Potassium bromide may or may not be needed although
I don't recall using it while doing some lith printing
several years ago. Dan
Okay, and what about potassium hydroxide or the glycol?
The chemicals you stated ("Hydroquinone, sodium sulfite, and
sodium carbonate") sound perfectly find for something like Dektol
(in fact that pretty much is Dektol that you described) but as we all
know, Dektol isn't even close to a lith developer.

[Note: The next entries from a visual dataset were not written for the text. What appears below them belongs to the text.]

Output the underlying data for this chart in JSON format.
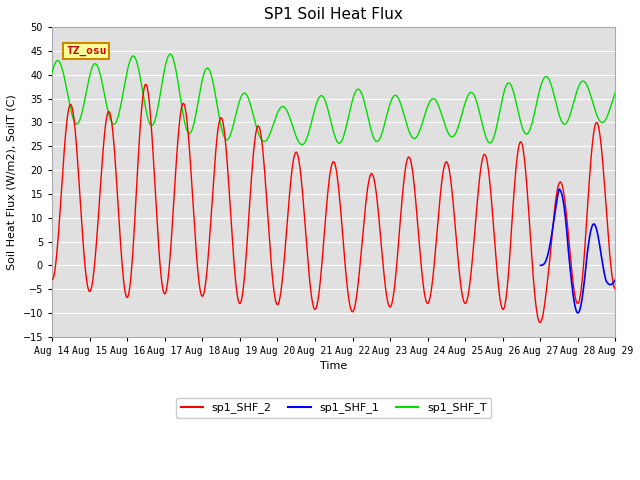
{
  "title": "SP1 Soil Heat Flux",
  "xlabel": "Time",
  "ylabel": "Soil Heat Flux (W/m2), SoilT (C)",
  "ylim": [
    -15,
    50
  ],
  "x_tick_labels": [
    "Aug 14",
    "Aug 15",
    "Aug 16",
    "Aug 17",
    "Aug 18",
    "Aug 19",
    "Aug 20",
    "Aug 21",
    "Aug 22",
    "Aug 23",
    "Aug 24",
    "Aug 25",
    "Aug 26",
    "Aug 27",
    "Aug 28",
    "Aug 29"
  ],
  "bg_color": "#e0e0e0",
  "grid_color": "#ffffff",
  "tz_label": "TZ_osu",
  "tz_box_color": "#ffff99",
  "tz_border_color": "#cc8800",
  "tz_text_color": "#cc0000",
  "line_colors": {
    "sp1_SHF_2": "#ff0000",
    "sp1_SHF_1": "#0000ff",
    "sp1_SHF_T": "#00dd00"
  },
  "legend_labels": [
    "sp1_SHF_2",
    "sp1_SHF_1",
    "sp1_SHF_T"
  ],
  "title_fontsize": 11,
  "label_fontsize": 8,
  "tick_fontsize": 7
}
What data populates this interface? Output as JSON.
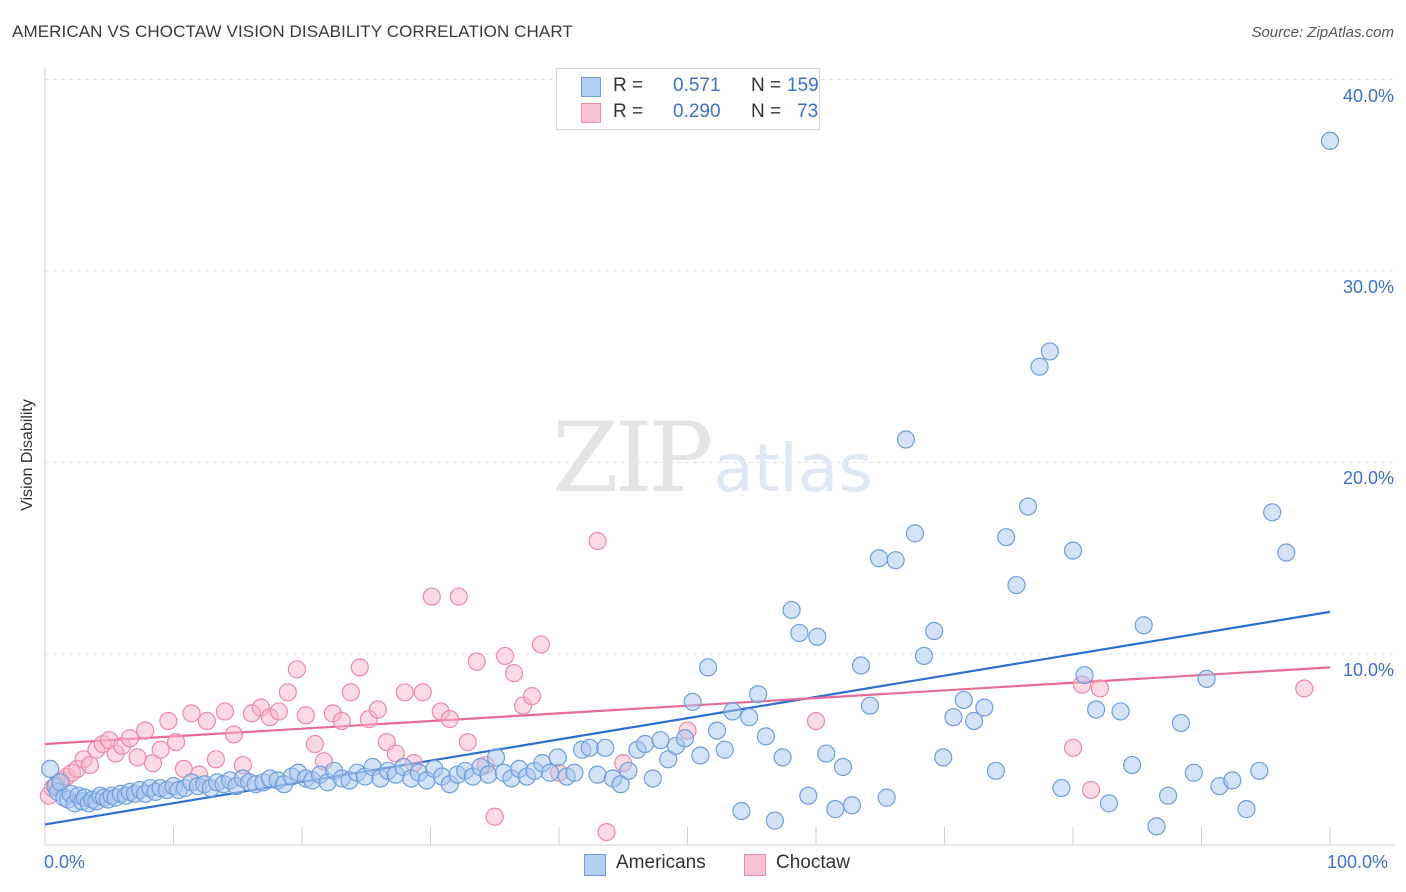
{
  "title": "AMERICAN VS CHOCTAW VISION DISABILITY CORRELATION CHART",
  "source": "Source: ZipAtlas.com",
  "watermark": {
    "zip": "ZIP",
    "atlas": "atlas"
  },
  "colors": {
    "american_fill": "#a9c6ef",
    "american_stroke": "#6e9fdc",
    "american_line": "#2c6fd1",
    "choctaw_fill": "#f7b5c9",
    "choctaw_stroke": "#ec8aa8",
    "choctaw_line": "#e66b96",
    "tick_text": "#3b72c8",
    "grid": "#e0e0e0"
  },
  "stats": [
    {
      "series": "Americans",
      "r_label": "R =",
      "r": "0.571",
      "n_label": "N =",
      "n": "159"
    },
    {
      "series": "Choctaw",
      "r_label": "R =",
      "r": "0.290",
      "n_label": "N =",
      "n": "73"
    }
  ],
  "chart_data": {
    "type": "scatter",
    "title": "AMERICAN VS CHOCTAW VISION DISABILITY CORRELATION CHART",
    "xlabel": "",
    "ylabel": "Vision Disability",
    "xlim": [
      0,
      100
    ],
    "ylim": [
      0,
      41
    ],
    "x_tick_labels": [
      "0.0%",
      "100.0%"
    ],
    "y_ticks": [
      10,
      20,
      30,
      40
    ],
    "y_tick_labels": [
      "10.0%",
      "20.0%",
      "30.0%",
      "40.0%"
    ],
    "grid": true,
    "legend": [
      "Americans",
      "Choctaw"
    ],
    "series": [
      {
        "name": "Americans",
        "trend": {
          "x": [
            0,
            100
          ],
          "y": [
            1.1,
            12.2
          ]
        },
        "points": [
          [
            0.4,
            4.0
          ],
          [
            0.8,
            3.1
          ],
          [
            1.0,
            2.8
          ],
          [
            1.2,
            3.3
          ],
          [
            1.5,
            2.5
          ],
          [
            1.8,
            2.4
          ],
          [
            2.0,
            2.7
          ],
          [
            2.3,
            2.2
          ],
          [
            2.6,
            2.6
          ],
          [
            2.9,
            2.3
          ],
          [
            3.1,
            2.5
          ],
          [
            3.4,
            2.2
          ],
          [
            3.7,
            2.4
          ],
          [
            4.0,
            2.3
          ],
          [
            4.3,
            2.6
          ],
          [
            4.6,
            2.5
          ],
          [
            4.9,
            2.4
          ],
          [
            5.2,
            2.6
          ],
          [
            5.5,
            2.5
          ],
          [
            5.9,
            2.7
          ],
          [
            6.3,
            2.6
          ],
          [
            6.6,
            2.8
          ],
          [
            7.0,
            2.7
          ],
          [
            7.4,
            2.9
          ],
          [
            7.8,
            2.7
          ],
          [
            8.2,
            3.0
          ],
          [
            8.6,
            2.8
          ],
          [
            9.0,
            3.0
          ],
          [
            9.5,
            2.9
          ],
          [
            10.0,
            3.1
          ],
          [
            10.4,
            2.9
          ],
          [
            10.9,
            3.0
          ],
          [
            11.4,
            3.3
          ],
          [
            11.9,
            3.1
          ],
          [
            12.4,
            3.2
          ],
          [
            12.9,
            3.0
          ],
          [
            13.4,
            3.3
          ],
          [
            13.9,
            3.2
          ],
          [
            14.4,
            3.4
          ],
          [
            14.9,
            3.1
          ],
          [
            15.4,
            3.5
          ],
          [
            15.9,
            3.3
          ],
          [
            16.4,
            3.2
          ],
          [
            17.0,
            3.3
          ],
          [
            17.5,
            3.5
          ],
          [
            18.1,
            3.4
          ],
          [
            18.6,
            3.2
          ],
          [
            19.2,
            3.6
          ],
          [
            19.7,
            3.8
          ],
          [
            20.3,
            3.5
          ],
          [
            20.8,
            3.4
          ],
          [
            21.4,
            3.7
          ],
          [
            22.0,
            3.3
          ],
          [
            22.5,
            3.9
          ],
          [
            23.1,
            3.5
          ],
          [
            23.7,
            3.4
          ],
          [
            24.3,
            3.8
          ],
          [
            24.9,
            3.6
          ],
          [
            25.5,
            4.1
          ],
          [
            26.1,
            3.5
          ],
          [
            26.7,
            3.9
          ],
          [
            27.3,
            3.7
          ],
          [
            27.9,
            4.1
          ],
          [
            28.5,
            3.5
          ],
          [
            29.1,
            3.8
          ],
          [
            29.7,
            3.4
          ],
          [
            30.3,
            4.0
          ],
          [
            30.9,
            3.6
          ],
          [
            31.5,
            3.2
          ],
          [
            32.1,
            3.7
          ],
          [
            32.7,
            3.9
          ],
          [
            33.3,
            3.6
          ],
          [
            33.9,
            4.1
          ],
          [
            34.5,
            3.7
          ],
          [
            35.1,
            4.6
          ],
          [
            35.7,
            3.8
          ],
          [
            36.3,
            3.5
          ],
          [
            36.9,
            4.0
          ],
          [
            37.5,
            3.6
          ],
          [
            38.1,
            3.9
          ],
          [
            38.7,
            4.3
          ],
          [
            39.3,
            3.8
          ],
          [
            39.9,
            4.6
          ],
          [
            40.6,
            3.6
          ],
          [
            41.2,
            3.8
          ],
          [
            41.8,
            5.0
          ],
          [
            42.4,
            5.1
          ],
          [
            43.0,
            3.7
          ],
          [
            43.6,
            5.1
          ],
          [
            44.2,
            3.5
          ],
          [
            44.8,
            3.2
          ],
          [
            45.4,
            3.9
          ],
          [
            46.1,
            5.0
          ],
          [
            46.7,
            5.3
          ],
          [
            47.3,
            3.5
          ],
          [
            47.9,
            5.5
          ],
          [
            48.5,
            4.5
          ],
          [
            49.1,
            5.2
          ],
          [
            49.8,
            5.6
          ],
          [
            50.4,
            7.5
          ],
          [
            51.0,
            4.7
          ],
          [
            51.6,
            9.3
          ],
          [
            52.3,
            6.0
          ],
          [
            52.9,
            5.0
          ],
          [
            53.5,
            7.0
          ],
          [
            54.2,
            1.8
          ],
          [
            54.8,
            6.7
          ],
          [
            55.5,
            7.9
          ],
          [
            56.1,
            5.7
          ],
          [
            56.8,
            1.3
          ],
          [
            57.4,
            4.6
          ],
          [
            58.1,
            12.3
          ],
          [
            58.7,
            11.1
          ],
          [
            59.4,
            2.6
          ],
          [
            60.1,
            10.9
          ],
          [
            60.8,
            4.8
          ],
          [
            61.5,
            1.9
          ],
          [
            62.1,
            4.1
          ],
          [
            62.8,
            2.1
          ],
          [
            63.5,
            9.4
          ],
          [
            64.2,
            7.3
          ],
          [
            64.9,
            15.0
          ],
          [
            65.5,
            2.5
          ],
          [
            66.2,
            14.9
          ],
          [
            67.0,
            21.2
          ],
          [
            67.7,
            16.3
          ],
          [
            68.4,
            9.9
          ],
          [
            69.2,
            11.2
          ],
          [
            69.9,
            4.6
          ],
          [
            70.7,
            6.7
          ],
          [
            71.5,
            7.6
          ],
          [
            72.3,
            6.5
          ],
          [
            73.1,
            7.2
          ],
          [
            74.0,
            3.9
          ],
          [
            74.8,
            16.1
          ],
          [
            75.6,
            13.6
          ],
          [
            76.5,
            17.7
          ],
          [
            77.4,
            25.0
          ],
          [
            78.2,
            25.8
          ],
          [
            79.1,
            3.0
          ],
          [
            80.0,
            15.4
          ],
          [
            80.9,
            8.9
          ],
          [
            81.8,
            7.1
          ],
          [
            82.8,
            2.2
          ],
          [
            83.7,
            7.0
          ],
          [
            84.6,
            4.2
          ],
          [
            85.5,
            11.5
          ],
          [
            86.5,
            1.0
          ],
          [
            87.4,
            2.6
          ],
          [
            88.4,
            6.4
          ],
          [
            89.4,
            3.8
          ],
          [
            90.4,
            8.7
          ],
          [
            91.4,
            3.1
          ],
          [
            92.4,
            3.4
          ],
          [
            93.5,
            1.9
          ],
          [
            94.5,
            3.9
          ],
          [
            95.5,
            17.4
          ],
          [
            96.6,
            15.3
          ],
          [
            100.0,
            36.8
          ]
        ]
      },
      {
        "name": "Choctaw",
        "trend": {
          "x": [
            0,
            100
          ],
          "y": [
            5.3,
            9.3
          ]
        },
        "points": [
          [
            0.3,
            2.6
          ],
          [
            0.6,
            3.0
          ],
          [
            0.9,
            3.2
          ],
          [
            1.3,
            3.4
          ],
          [
            1.7,
            3.6
          ],
          [
            2.1,
            3.8
          ],
          [
            2.5,
            4.0
          ],
          [
            3.0,
            4.5
          ],
          [
            3.5,
            4.2
          ],
          [
            4.0,
            5.0
          ],
          [
            4.5,
            5.3
          ],
          [
            5.0,
            5.5
          ],
          [
            5.5,
            4.8
          ],
          [
            6.0,
            5.2
          ],
          [
            6.6,
            5.6
          ],
          [
            7.2,
            4.6
          ],
          [
            7.8,
            6.0
          ],
          [
            8.4,
            4.3
          ],
          [
            9.0,
            5.0
          ],
          [
            9.6,
            6.5
          ],
          [
            10.2,
            5.4
          ],
          [
            10.8,
            4.0
          ],
          [
            11.4,
            6.9
          ],
          [
            12.0,
            3.7
          ],
          [
            12.6,
            6.5
          ],
          [
            13.3,
            4.5
          ],
          [
            14.0,
            7.0
          ],
          [
            14.7,
            5.8
          ],
          [
            15.4,
            4.2
          ],
          [
            16.1,
            6.9
          ],
          [
            16.8,
            7.2
          ],
          [
            17.5,
            6.7
          ],
          [
            18.2,
            7.0
          ],
          [
            18.9,
            8.0
          ],
          [
            19.6,
            9.2
          ],
          [
            20.3,
            6.8
          ],
          [
            21.0,
            5.3
          ],
          [
            21.7,
            4.4
          ],
          [
            22.4,
            6.9
          ],
          [
            23.1,
            6.5
          ],
          [
            23.8,
            8.0
          ],
          [
            24.5,
            9.3
          ],
          [
            25.2,
            6.6
          ],
          [
            25.9,
            7.1
          ],
          [
            26.6,
            5.4
          ],
          [
            27.3,
            4.8
          ],
          [
            28.0,
            8.0
          ],
          [
            28.7,
            4.3
          ],
          [
            29.4,
            8.0
          ],
          [
            30.1,
            13.0
          ],
          [
            30.8,
            7.0
          ],
          [
            31.5,
            6.6
          ],
          [
            32.2,
            13.0
          ],
          [
            32.9,
            5.4
          ],
          [
            33.6,
            9.6
          ],
          [
            34.3,
            4.2
          ],
          [
            35.0,
            1.5
          ],
          [
            35.8,
            9.9
          ],
          [
            36.5,
            9.0
          ],
          [
            37.2,
            7.3
          ],
          [
            37.9,
            7.8
          ],
          [
            38.6,
            10.5
          ],
          [
            43.0,
            15.9
          ],
          [
            43.7,
            0.7
          ],
          [
            80.0,
            5.1
          ],
          [
            80.7,
            8.4
          ],
          [
            81.4,
            2.9
          ],
          [
            82.1,
            8.2
          ],
          [
            98.0,
            8.2
          ],
          [
            45.0,
            4.3
          ],
          [
            40.0,
            3.8
          ],
          [
            50.0,
            6.0
          ],
          [
            60.0,
            6.5
          ]
        ]
      }
    ]
  }
}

Granted, it's all about proportion of chemicals to manipulate
developer activity, but I think there's a bit more than that
needed. On the flip-side, it appears Easylith is mostly
HQ, glycol, and potassium carbonate.
Dan, Have you used any of the commercial formulas?
I can mix my own solutions but a "ready in the bottle"
product is a convenience. Tom
No I've not used any commercial products. Any product
off the shelf is based upon hydroquinone's infectious
development in a very low sulfite environment.
I'll likely get back to compounding my own although for
the near future my time available for darkroom work
is very limited. I'd like to explore the developer as
a global contrast control. Have you done any
exploring along those lines? Perhaps lith
then bleach then redevelop? Or even
re-lith. Dan
I've used Rollei, Moersch SE5, Champion and Arista liquid. I found Rollei and Moersch (without additives) to be similar. Champion and Arista are also similar and, unfortunately, contain formaldahyde. I like them for Slavich paper, but have pretty much stuck to Rollei otherwise. Both Rollei and Moersch are formalhyde-free as far as I know. I've heard that Fotospeed and Rollei are the same, but I have no direct experience to confirm that.
Mark where do you find the Champion chemistry??